The success of the hierarchical model in explaining the pigeon behavioral data has no equal in the current literature. Together with the results of neurophysiological studies (Engelage and Bischof, 1996; Li et al., 2007), the success of this model suggests that feedforward and hierarchical processing of visual information play important roles in object recognition by pigeons, as they do in primates.

Up to this point, we have focused on the mechanisms of visual object recognition that are likely to be shared by pigeons and people. However, the evolutionary lineages of both species diverged more than 300 million years ago; surely, we can expect their visual systems to show important differences due to adaptive specialization.

For example, it is likely that there are specialized mechanisms¹ of face perception in people and other primates (Pascalis and Kelly, 2009). However, a comparative analysis requires taking into account the fact that face recognition is a complex form of behavior, likely to result from the interaction of many mechanisms, including general processes shared with other species (de Waal and Ferrari, 2010; Shettleworth, 2010). Determining which aspects of human face perception are due to specialized vs. general mechanisms requires comparative research; here, pigeons are becoming a key species to determine the role of general recognition processes (Soto and Wasserman, 2011).

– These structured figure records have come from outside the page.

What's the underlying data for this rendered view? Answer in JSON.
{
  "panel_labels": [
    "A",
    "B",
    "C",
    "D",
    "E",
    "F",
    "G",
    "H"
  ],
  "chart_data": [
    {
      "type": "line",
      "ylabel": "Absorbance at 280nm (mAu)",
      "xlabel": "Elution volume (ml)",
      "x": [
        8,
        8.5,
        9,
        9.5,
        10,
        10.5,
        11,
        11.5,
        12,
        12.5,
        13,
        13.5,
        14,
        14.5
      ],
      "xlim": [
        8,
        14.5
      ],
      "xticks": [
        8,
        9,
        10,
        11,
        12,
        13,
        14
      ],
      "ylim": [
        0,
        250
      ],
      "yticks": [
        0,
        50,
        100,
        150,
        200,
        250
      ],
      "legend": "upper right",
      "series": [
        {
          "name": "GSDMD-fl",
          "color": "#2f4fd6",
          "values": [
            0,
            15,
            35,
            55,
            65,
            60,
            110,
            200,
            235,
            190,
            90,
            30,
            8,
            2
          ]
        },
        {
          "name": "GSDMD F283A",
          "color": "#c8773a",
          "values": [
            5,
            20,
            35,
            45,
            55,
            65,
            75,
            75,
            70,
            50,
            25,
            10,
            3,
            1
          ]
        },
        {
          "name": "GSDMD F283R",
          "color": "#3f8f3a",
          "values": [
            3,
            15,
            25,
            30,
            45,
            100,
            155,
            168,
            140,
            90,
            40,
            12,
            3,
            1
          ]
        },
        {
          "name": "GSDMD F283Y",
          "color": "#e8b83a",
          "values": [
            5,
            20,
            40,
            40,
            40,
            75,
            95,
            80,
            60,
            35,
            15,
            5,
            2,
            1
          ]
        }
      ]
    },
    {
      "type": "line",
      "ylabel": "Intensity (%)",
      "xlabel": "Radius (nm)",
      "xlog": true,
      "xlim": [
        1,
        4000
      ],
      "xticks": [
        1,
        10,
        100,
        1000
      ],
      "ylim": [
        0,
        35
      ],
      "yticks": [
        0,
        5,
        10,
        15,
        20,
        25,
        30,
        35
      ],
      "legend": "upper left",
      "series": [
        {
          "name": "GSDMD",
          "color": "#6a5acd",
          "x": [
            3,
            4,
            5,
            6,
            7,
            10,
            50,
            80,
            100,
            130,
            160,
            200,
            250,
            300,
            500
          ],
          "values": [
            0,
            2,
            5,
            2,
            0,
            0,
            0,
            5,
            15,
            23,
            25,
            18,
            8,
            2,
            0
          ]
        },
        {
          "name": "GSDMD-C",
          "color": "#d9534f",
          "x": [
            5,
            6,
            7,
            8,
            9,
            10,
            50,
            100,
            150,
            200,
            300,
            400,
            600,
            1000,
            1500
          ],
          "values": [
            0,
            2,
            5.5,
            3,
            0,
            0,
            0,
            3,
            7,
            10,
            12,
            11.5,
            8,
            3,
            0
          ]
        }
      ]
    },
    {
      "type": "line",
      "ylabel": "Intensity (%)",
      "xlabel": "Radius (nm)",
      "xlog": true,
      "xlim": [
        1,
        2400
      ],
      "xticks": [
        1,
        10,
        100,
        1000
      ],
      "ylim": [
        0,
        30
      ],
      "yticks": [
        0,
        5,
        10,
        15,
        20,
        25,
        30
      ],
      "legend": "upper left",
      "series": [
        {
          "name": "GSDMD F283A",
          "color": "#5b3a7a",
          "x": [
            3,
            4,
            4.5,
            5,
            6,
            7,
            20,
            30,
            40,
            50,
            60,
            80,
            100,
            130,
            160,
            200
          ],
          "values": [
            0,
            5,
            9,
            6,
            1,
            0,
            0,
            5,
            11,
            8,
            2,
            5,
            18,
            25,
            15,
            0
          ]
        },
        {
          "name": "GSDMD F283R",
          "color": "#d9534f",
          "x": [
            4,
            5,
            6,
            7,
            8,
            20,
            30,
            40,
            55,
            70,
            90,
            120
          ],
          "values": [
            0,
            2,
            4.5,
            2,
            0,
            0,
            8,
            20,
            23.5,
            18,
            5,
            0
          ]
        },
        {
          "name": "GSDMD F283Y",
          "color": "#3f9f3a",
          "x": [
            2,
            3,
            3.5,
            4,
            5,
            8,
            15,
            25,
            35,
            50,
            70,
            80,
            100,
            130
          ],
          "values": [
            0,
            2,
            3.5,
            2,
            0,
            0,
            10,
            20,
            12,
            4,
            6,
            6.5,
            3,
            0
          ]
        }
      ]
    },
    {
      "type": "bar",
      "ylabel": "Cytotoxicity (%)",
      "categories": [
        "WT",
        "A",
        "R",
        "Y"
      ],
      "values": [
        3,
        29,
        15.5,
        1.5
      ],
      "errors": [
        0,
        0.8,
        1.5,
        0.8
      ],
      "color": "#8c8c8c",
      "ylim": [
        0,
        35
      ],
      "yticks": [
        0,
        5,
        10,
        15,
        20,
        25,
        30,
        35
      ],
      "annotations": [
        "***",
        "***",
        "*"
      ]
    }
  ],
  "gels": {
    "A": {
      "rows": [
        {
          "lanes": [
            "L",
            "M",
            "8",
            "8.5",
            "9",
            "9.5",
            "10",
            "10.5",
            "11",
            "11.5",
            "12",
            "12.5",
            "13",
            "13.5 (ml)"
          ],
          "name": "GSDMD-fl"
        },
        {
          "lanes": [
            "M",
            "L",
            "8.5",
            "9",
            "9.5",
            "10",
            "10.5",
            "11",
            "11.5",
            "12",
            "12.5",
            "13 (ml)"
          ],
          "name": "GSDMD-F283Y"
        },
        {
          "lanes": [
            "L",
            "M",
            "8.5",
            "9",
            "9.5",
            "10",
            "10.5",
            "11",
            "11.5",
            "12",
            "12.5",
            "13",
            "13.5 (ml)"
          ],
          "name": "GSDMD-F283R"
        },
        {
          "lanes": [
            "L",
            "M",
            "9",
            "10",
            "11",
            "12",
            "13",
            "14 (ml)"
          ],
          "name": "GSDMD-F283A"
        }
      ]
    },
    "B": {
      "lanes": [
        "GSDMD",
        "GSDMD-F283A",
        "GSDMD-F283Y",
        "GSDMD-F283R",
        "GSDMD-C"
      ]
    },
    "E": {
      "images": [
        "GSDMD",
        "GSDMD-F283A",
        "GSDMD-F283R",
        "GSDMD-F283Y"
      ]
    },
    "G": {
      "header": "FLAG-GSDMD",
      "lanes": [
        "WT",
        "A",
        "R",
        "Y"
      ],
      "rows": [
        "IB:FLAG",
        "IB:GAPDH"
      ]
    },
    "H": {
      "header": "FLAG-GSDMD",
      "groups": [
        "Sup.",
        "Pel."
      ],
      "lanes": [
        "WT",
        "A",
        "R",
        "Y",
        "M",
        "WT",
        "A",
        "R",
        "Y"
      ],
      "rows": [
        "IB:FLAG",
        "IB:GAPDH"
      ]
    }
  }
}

Only a handful of behavioral studies have compared human face recognition by pigeons and people. They have led to a complex pattern of results, suggesting that some properties of face perception in people are likely to be the result of specialized processes, whereas others might result from general processes. Regarding specialized processes, it has been found that, while people and other primates show an advantage in discriminating upright faces over inverted faces, the same advantage is not found in pigeons (Phelps and Roberts, 1994). It is widely believed that faces are perceived in a “holistic” or “configural” way to a larger extent than other objects (for reviews, see Maurer et al., 2002; Richler et al., 2008) and inversion effects have been proposed as a manifestation of holistic face perception (Farah et al., 1995). That is, holistic processing might be a specialized mechanism for face perception in primates.

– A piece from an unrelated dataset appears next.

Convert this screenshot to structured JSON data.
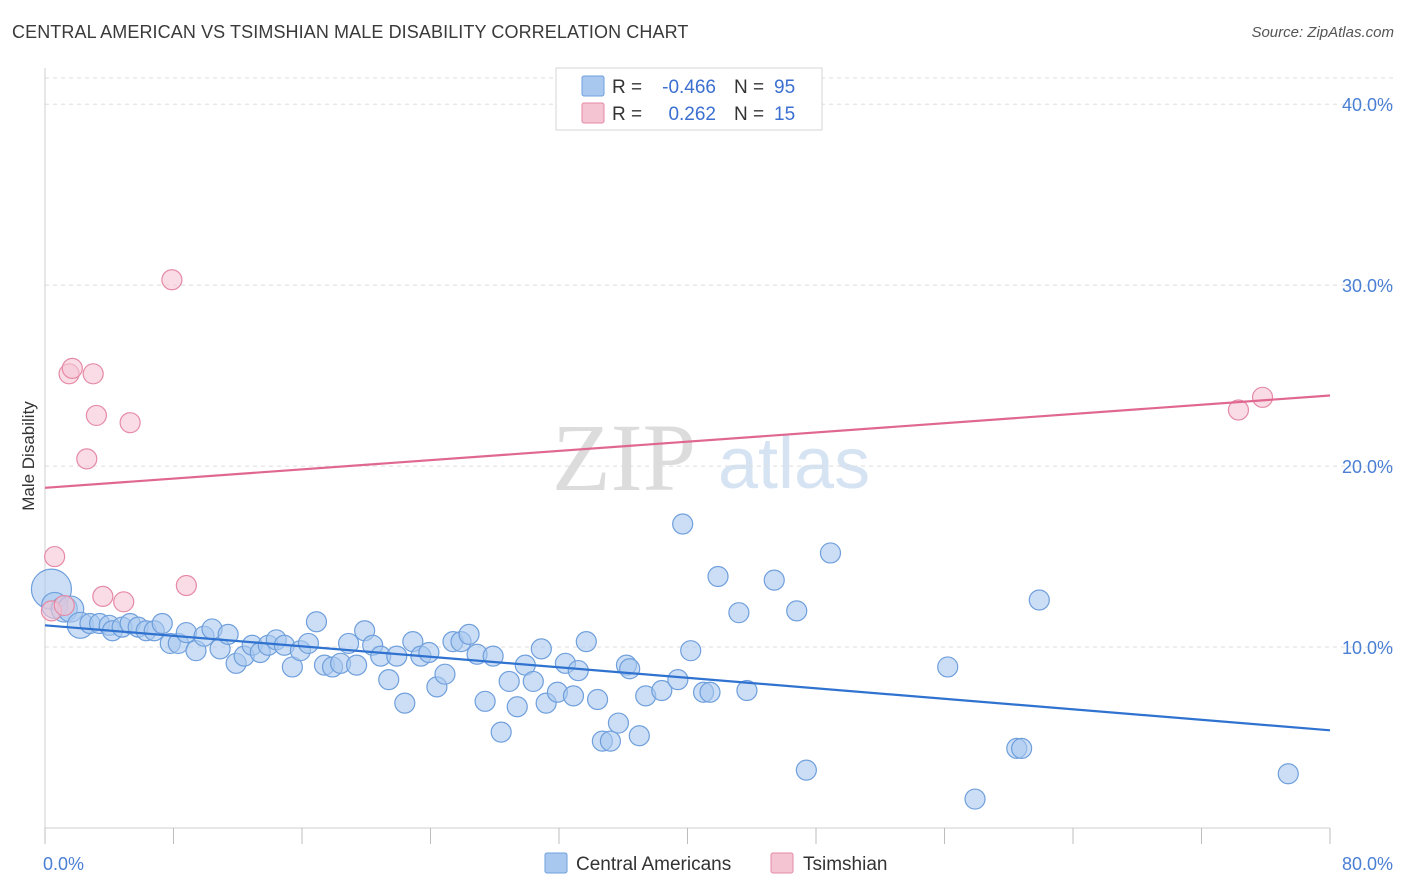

Surprisingly, other studies have shown similarities in the way people and pigeons process human faces. For example, both species use information near the eyes and chin to discriminate gender and they use information near the mouth to discriminate emotion (Gibson et al., 2005). Also, in both people (e.g., Schweinberger and Soukup, 1998; Fox and Barton, 2007; Ellamil et al., 2008; Fox et al., 2008) and pigeons (Soto and Wasserman, 2011), recognition of emotional expression depends on variations in identity, whereas recognition of identity is relatively independent of variations in emotion. It is possible that the origin of this latter interaction in people is decisional rather than perceptual (Soto et al., 2014), which would make the similarity across species easier to reconcile with the existence of specialized face perception processes in primates.

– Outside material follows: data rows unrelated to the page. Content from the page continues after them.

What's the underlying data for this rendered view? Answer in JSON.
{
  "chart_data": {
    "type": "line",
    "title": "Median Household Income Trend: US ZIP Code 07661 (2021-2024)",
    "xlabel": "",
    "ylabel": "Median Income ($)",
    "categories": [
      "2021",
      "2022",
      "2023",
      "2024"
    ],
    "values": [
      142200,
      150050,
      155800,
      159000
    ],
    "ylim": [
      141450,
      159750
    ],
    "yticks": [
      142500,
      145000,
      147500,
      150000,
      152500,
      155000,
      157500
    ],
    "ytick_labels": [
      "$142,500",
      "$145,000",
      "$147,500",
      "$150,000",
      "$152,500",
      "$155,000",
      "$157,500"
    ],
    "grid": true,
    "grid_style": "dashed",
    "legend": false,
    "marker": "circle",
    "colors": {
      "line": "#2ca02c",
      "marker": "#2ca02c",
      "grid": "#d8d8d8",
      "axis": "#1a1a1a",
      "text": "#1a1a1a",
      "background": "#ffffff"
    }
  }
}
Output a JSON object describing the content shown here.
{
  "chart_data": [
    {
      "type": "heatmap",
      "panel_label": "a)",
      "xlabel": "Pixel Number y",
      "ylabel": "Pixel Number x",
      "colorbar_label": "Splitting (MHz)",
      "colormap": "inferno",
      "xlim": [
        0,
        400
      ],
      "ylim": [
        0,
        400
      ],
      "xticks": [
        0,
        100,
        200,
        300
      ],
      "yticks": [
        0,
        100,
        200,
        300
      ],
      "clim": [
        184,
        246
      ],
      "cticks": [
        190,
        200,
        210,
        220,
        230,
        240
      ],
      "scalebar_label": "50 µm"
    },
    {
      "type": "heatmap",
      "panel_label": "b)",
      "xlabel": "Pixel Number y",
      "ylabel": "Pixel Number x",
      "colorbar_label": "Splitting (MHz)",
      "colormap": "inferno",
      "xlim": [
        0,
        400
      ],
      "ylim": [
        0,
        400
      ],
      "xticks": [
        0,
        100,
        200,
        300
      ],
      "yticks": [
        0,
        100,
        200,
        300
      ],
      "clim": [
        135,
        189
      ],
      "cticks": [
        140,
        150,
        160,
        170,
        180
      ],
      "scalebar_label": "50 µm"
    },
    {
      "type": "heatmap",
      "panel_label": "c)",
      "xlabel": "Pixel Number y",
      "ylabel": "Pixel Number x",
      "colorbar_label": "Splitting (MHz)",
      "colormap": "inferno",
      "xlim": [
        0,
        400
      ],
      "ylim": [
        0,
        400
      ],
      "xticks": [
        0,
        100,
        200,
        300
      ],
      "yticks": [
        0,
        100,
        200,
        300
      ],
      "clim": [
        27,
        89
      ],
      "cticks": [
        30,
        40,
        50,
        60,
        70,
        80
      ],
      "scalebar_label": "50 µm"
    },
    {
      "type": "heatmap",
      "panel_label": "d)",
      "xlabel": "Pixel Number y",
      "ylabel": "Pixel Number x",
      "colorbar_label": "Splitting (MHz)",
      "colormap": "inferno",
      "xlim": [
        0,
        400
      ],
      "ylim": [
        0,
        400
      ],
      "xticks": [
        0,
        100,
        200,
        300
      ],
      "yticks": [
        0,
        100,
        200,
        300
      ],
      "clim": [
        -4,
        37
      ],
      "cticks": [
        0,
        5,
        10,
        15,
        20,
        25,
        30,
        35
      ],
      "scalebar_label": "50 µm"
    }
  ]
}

Overall, these results challenge the common assumption that a specialized human face perception system must underlie all observed aspects of human face recognition, being somehow “encapsulated”, or free from the influence of more general processes. Furthermore, they serve to underscore the fact that the evolution of a face recognition system did not solely involve the specialization of perceptual processes, but also the specialization of the human face as an efficient transmitter of social signals (Smith et al., 2005; Schyns et al., 2009). The human face could have been specialized through evolution to transmit signals that would be easily decoded by existing visual processes. If such visual processes are also present in birds, then the fact that some aspects of face recognition are similar in pigeons and people seems less surprising.